I would like to write a parallel for loop over files in a directory tree, open them and do some long computation. I started writing something like this:

@threads for (root, dirs, files) in walkdir(path)
  open_and_process(files)
end

which does not work because length(::Channel{Any}) does not exist — understandable. It’s easy then to fix this with @spawn:

for (root, dirs, files) in walkdir(path)
  @spawn open_and_process(files)
end

and wait for the tasks to complete in a second step. This second solution, however, does not seem to consider the JULIA_NUM_THREADS variable, in contrast to the @threads macro.

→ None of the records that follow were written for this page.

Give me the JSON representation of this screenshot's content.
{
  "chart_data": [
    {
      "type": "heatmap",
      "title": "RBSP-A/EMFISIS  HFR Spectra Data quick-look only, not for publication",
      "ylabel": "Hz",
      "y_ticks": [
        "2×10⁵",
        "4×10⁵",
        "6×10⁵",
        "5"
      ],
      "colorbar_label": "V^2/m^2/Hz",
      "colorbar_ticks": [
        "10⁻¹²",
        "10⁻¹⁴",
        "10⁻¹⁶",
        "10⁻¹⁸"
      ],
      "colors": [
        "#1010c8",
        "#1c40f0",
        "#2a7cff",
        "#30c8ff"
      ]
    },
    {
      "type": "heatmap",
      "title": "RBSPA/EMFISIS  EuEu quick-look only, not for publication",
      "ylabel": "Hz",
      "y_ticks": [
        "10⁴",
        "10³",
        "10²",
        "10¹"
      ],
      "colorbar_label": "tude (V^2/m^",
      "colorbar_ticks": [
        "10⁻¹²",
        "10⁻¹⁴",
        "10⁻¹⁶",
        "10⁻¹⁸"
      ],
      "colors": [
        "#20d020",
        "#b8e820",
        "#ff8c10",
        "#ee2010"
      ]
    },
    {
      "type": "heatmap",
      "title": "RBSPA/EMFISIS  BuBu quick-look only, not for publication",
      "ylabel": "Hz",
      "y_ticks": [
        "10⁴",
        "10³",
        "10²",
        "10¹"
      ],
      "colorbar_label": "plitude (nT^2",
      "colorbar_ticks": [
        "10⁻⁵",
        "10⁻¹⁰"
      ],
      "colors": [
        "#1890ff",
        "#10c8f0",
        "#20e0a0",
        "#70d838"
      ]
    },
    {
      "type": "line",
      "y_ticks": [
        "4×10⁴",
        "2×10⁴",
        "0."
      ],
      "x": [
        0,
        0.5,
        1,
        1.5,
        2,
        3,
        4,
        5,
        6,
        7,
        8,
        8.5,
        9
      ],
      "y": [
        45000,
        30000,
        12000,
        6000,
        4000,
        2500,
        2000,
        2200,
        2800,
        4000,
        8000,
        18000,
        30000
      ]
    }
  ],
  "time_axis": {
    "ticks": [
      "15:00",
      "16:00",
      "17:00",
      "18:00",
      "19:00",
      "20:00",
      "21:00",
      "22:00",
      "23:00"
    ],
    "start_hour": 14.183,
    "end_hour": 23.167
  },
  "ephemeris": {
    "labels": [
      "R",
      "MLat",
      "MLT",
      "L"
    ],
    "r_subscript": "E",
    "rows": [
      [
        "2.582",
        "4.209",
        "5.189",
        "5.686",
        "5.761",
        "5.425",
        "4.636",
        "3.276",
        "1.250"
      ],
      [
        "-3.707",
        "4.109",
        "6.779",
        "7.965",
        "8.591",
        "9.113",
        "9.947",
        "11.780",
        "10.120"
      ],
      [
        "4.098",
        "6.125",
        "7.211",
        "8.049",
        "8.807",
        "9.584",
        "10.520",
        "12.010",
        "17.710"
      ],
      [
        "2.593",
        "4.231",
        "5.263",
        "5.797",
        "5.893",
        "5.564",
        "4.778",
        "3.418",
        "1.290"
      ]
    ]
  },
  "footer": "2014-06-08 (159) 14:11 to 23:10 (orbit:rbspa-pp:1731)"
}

Limiting the number of available threads is essential in my application, as I’m running on a cluster with dozens of cores and using all of them causes “too many open files” errors to pop up.

I see two ways of fixing this: 1) get a list of files beforehand, store them into an array and go back using @threads. 2) implement a bit of logic to @spawn a part of the tasks and wait for them to complete in an intermediate step before starting to spaw again.

Is there a simpler solution I’m not considering here?

(Julia version 1.4.1)

EDIT: a remark to option 1: since the file list is long and the disk I’m working on is rather slow, gathering the files in a list takes quite a bit of time. Not starting tasks as the files come makes it a little less efficient, from this point of view.

I think this is a good place to use channels, since the overhead of channels will be dwarfed by disk operations. You can thread spawn n instances which take! from the channel, and then replace your current @spawn call with a put!. I think this is basically what ThreadPools.jl does.

I believe the @spawn is killing you because of how the scheduler is running. @spawn would create a task that will execute until it has to pause for some event, like file IO. At this point one of the other tasks will run until it pauses. I’m not sure how the scheduler schedules but I’d be willing to bet it’s round-robin which mean each of your tasks would open a file, start doing IO, pause, and the next task would schedule open a file, pause, and so on. Which basically means ALL the task would try to have a file open at the same time.

The easiest solution might be to pass a single Semaphore to each task.

https://docs.julialang.org/en/v1/base/parallel/#Base.Semaphore

Set the size to something less than ulimit -Hn and each task would acquire the semaphore before it opens a file, and release it when they close the file. That would keep your total open files below the limit.

Just realize that Julia may have files open, and reading a directory actually involves opening the directory. So give yourself some space.